With ‘La Ronde’, Nicholas Angelich pays tribute to the relationships between three of Romanticism’s greatest composers for the piano. Schumann, Chopin and Liszt were born within 18 months of each other and knew each other personally. Schumann dedicated Kreisleriana to Chopin, who dedicated two of his Op.10 Etudes to Liszt, who, closing the circle, dedicated his B minor Piano Sonata to Schumann.
With this album entitled ‘La Ronde’, Nicholas Angelich pays tribute to the relationships between three of Romanticism’s greatest composers for the piano, all born within 18 months of each other in 1810-11: Robert Schumann, Franz Liszt and Frédéric Chopin.
Until now, Angelich’s recordings for Erato have placed a special emphasis on a composer of the subsequent generation, Johannes Brahms, leading the Daily Telegraph to praise him for interpretations of “a wholly exceptional drama, sweep and impeccable craftsmanship.” Le Figaro, meanwhile, has described him as “an artist who uses his piano to the maximum of its possibilities … combining total mastery with an ultra-sensitive touch," while the Huffington Post has written that “with beautiful sound, a wide dynamic range, without virtuosity or effort, he never let us forget the overwhelming message of the music he embodied with all his soul.”
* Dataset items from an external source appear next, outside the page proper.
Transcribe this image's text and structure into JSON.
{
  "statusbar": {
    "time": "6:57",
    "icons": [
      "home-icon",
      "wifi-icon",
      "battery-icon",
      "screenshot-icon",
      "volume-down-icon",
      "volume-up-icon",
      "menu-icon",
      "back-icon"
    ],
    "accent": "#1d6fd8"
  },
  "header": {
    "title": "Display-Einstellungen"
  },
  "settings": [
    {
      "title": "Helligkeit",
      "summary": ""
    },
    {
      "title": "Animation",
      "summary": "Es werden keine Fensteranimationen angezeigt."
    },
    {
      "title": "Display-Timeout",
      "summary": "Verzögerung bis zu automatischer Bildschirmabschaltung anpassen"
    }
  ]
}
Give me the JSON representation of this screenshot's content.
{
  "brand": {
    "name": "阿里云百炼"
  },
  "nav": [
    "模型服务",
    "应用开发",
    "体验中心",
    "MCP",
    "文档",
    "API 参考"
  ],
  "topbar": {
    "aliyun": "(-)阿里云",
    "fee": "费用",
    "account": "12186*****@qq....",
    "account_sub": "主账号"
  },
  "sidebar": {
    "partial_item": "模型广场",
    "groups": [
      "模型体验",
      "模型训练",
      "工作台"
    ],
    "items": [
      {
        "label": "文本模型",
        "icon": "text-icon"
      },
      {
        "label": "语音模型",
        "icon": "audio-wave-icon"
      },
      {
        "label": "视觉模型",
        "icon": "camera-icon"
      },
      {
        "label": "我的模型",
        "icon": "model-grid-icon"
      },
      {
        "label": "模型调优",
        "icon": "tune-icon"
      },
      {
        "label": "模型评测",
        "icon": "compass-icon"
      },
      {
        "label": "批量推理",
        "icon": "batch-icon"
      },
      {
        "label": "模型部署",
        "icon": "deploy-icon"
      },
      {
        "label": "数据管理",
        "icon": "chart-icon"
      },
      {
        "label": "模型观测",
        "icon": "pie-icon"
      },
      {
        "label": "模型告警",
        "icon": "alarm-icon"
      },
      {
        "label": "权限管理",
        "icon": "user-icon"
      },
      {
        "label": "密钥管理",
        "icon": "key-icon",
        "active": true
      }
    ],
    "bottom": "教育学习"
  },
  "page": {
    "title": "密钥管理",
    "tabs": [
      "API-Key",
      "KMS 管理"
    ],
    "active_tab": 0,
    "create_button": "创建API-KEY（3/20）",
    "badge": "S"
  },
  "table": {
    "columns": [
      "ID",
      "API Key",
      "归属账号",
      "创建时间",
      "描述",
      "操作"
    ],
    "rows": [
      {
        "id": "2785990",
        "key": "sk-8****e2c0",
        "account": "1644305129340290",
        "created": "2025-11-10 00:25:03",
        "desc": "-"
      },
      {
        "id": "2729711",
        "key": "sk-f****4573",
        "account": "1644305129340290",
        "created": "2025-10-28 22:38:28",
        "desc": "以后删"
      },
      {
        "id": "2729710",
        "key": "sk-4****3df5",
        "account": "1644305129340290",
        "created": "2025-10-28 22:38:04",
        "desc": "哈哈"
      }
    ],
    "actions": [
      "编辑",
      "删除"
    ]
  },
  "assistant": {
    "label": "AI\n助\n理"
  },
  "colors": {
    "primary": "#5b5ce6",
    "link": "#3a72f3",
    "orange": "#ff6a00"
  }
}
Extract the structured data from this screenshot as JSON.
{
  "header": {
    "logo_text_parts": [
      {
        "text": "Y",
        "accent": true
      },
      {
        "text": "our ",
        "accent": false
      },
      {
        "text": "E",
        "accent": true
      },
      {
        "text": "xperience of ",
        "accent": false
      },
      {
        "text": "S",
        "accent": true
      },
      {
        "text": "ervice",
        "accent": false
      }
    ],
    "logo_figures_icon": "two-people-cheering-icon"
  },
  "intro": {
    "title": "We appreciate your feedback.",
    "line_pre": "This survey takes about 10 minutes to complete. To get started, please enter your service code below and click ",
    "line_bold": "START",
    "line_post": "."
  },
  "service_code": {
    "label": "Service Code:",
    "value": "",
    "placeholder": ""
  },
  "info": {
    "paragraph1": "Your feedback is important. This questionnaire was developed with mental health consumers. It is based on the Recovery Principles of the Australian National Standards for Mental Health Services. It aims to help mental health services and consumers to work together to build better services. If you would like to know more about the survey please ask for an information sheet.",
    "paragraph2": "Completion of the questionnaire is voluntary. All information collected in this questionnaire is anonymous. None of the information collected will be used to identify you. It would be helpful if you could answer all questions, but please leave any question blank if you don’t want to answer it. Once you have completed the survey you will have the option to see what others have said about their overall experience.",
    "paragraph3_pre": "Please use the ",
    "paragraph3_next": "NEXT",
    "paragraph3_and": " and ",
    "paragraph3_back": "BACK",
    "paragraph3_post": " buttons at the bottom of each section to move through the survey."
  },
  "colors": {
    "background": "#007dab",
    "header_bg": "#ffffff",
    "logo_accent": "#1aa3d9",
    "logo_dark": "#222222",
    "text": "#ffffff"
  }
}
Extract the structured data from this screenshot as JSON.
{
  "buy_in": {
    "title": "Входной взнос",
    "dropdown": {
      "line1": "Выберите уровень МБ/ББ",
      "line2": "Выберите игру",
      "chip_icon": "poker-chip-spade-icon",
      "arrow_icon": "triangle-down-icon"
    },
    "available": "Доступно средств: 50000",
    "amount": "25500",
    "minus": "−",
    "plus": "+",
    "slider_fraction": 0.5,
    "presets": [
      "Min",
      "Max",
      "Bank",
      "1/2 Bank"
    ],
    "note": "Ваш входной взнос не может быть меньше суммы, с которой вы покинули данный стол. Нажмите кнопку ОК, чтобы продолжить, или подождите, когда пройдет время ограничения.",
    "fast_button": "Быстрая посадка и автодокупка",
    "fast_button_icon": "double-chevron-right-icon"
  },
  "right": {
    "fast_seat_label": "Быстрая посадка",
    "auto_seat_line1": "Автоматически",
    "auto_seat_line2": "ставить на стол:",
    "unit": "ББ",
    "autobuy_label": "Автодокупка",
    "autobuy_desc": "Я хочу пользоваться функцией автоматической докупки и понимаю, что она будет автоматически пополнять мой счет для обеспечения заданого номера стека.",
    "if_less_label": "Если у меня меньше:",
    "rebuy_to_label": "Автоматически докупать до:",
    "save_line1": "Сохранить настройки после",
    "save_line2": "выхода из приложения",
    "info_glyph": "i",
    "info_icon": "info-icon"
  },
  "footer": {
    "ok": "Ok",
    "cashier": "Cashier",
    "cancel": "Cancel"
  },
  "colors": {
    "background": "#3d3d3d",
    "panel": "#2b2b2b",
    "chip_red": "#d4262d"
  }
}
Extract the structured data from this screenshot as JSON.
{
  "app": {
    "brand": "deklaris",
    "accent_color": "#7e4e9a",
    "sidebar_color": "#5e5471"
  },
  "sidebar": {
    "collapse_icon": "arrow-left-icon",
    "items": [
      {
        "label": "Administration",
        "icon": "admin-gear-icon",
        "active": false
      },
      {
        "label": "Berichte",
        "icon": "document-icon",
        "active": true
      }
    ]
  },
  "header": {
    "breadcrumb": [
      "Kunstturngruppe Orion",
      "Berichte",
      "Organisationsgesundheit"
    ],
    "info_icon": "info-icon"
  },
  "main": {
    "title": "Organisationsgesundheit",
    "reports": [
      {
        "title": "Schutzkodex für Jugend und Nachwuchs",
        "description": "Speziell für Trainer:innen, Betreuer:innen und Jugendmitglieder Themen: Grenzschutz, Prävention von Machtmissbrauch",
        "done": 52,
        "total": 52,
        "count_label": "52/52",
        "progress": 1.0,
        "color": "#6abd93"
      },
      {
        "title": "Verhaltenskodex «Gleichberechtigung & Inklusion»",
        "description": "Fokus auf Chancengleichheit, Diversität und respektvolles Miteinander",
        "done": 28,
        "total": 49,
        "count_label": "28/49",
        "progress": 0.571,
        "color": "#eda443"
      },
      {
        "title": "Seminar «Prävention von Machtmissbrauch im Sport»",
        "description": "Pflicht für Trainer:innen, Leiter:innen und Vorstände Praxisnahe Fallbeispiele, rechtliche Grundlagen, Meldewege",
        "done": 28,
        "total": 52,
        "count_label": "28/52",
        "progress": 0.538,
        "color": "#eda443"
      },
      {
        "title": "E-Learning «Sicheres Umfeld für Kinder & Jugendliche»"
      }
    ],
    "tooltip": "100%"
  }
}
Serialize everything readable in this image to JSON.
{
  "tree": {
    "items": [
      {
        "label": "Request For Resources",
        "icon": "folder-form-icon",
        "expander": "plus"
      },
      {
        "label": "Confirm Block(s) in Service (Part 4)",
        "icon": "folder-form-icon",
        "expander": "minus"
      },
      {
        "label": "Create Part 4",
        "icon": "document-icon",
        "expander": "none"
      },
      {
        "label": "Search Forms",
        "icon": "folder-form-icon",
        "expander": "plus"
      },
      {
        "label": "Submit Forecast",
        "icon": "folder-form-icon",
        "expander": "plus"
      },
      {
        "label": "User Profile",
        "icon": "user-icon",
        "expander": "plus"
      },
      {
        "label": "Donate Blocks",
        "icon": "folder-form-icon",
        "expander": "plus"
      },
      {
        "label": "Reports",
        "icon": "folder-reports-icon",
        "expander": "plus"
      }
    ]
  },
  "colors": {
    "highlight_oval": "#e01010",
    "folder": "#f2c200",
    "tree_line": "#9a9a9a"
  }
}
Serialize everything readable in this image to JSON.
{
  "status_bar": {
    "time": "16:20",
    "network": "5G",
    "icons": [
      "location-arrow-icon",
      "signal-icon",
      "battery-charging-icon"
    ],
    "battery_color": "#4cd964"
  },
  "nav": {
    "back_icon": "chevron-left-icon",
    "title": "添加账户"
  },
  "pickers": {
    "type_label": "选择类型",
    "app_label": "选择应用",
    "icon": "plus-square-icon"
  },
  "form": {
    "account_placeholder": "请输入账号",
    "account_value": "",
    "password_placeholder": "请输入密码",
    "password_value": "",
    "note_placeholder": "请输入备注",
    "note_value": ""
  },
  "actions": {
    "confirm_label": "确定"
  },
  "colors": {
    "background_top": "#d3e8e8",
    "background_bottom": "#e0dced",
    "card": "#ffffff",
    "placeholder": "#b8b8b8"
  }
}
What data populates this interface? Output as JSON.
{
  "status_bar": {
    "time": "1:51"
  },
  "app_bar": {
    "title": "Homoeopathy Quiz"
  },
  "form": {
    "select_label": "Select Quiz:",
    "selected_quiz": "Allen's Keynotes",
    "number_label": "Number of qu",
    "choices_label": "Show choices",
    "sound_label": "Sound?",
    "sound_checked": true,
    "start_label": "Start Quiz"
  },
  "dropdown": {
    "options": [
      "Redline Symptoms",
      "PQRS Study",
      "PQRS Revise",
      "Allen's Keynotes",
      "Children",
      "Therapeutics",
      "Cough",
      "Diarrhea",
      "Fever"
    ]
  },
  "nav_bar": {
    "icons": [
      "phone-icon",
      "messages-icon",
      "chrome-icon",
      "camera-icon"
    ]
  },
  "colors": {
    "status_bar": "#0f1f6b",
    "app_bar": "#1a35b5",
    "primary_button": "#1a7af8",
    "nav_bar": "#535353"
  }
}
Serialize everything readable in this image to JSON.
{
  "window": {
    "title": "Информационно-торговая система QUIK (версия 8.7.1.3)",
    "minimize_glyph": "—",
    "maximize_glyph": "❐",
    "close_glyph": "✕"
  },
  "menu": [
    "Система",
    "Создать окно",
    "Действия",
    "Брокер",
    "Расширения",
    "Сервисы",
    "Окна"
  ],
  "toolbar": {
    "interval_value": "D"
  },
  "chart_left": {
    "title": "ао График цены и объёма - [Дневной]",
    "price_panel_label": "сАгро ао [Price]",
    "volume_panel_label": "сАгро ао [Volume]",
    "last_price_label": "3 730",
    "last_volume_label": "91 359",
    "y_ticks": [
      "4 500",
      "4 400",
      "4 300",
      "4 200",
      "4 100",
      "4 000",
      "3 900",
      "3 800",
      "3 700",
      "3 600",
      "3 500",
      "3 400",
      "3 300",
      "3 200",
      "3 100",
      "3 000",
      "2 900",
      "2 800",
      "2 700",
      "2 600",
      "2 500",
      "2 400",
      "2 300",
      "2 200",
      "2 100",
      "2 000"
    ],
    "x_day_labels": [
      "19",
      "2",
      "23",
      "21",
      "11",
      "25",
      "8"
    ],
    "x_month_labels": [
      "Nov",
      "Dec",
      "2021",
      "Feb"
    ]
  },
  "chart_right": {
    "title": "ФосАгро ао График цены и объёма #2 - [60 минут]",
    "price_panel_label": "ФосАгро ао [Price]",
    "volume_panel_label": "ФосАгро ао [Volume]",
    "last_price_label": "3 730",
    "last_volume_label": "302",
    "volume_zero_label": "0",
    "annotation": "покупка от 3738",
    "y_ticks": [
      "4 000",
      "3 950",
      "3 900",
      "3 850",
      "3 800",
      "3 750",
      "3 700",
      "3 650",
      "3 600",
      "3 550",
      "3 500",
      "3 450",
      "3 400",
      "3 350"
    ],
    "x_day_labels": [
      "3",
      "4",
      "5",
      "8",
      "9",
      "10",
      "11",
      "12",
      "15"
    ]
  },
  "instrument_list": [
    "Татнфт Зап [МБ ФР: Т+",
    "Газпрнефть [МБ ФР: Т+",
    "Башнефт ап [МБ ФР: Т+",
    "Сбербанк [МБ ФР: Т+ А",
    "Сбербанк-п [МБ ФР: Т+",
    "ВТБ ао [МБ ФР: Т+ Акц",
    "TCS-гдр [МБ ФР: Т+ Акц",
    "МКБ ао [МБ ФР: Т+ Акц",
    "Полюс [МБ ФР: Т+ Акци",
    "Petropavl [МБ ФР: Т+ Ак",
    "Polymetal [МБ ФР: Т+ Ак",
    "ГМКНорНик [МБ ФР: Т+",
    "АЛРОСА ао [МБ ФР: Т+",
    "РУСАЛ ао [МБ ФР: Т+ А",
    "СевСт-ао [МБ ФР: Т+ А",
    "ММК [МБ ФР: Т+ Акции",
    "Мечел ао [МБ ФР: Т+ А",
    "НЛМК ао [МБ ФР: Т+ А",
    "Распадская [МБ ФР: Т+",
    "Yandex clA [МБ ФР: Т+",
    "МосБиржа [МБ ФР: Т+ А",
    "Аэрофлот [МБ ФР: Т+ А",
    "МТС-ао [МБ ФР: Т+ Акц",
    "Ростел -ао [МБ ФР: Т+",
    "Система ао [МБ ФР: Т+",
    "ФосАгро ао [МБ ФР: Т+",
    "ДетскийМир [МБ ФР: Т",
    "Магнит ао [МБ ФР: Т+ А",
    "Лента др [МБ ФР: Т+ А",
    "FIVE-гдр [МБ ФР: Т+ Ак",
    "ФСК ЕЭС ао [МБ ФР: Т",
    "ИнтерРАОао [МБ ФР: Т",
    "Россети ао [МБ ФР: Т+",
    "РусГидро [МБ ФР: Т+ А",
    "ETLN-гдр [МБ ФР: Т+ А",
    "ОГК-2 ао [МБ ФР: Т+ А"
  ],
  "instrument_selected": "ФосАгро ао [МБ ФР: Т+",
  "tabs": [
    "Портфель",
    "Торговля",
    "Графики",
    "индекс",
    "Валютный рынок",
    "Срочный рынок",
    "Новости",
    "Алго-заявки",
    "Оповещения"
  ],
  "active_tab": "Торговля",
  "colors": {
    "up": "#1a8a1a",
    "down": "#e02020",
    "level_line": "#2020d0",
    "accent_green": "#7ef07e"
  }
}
In the first instance the name ‘La Ronde’ – meaning ‘round dance’ – might evoke the initially controversial play by Arthur Schnitzler (Reigen in German) that was most famously adapted by Max Ophüls for his 1950 French-language film. There is, however, nothing controversial about the programme for Angelich’s recital: uniting four highly contrasted landmarks of the Romantic piano repertoire, it emphasises the mutual respect between the three great pianist-composers: Schumann dedicated Kreisleriana to Chopin; Chopin in turn dedicated two of his Op.10 Etudes to Liszt, and Liszt in turn dedicated his B minor Piano Sonata to Schumann.
Even though the three composers led very different lives, they did know each other personally. Liszt first met Chopin in Paris in 1831 and praised him for revealing “a new phase of poetic sentiment combined with such happy innovation in the form of his art.” That same year Schumann, writing in the Allgemeine Musikalische Zeitung, greeted a work by Chopin with the words, “Hats off, gentlemen! A genius!” Chopin and Schumann first met in 1835 in Leipzig and again the following year. In 1840, Schumann travelled to Leipzig to meet Liszt – they had been corresponding for several years prior to this trip, exchanging scores and complimenting each other’s work. When Schumann heard Liszt perform, he wrote: "How extraordinarily he plays, boldly and wildly, and then again tenderly and ethereally!”
Nicholas Angelich, American-born, but French-trained, is especially admired in the Central European repertoire of the 19th century, with Liszt, Schumann and Chopin all prominent in his personal pantheon. In 2011, Liszt’s centenary year, he gave notable performances of the composer’s formidable Années de pèlerinage, while he expressed some fascinating views on Schumann and Chopin in an interview for the French website Jejouedupiano: “Schumann knew how to make the piano sound in a very special way, in accordance with his wishes. I don’t think it is fair to set the supposed ‘clumsiness’ of his writing against the natural facility that people ascribe to Chopin, the Prince of Pianists. Chopin had a special relationship with his instrument, which he understood like no-one before him.”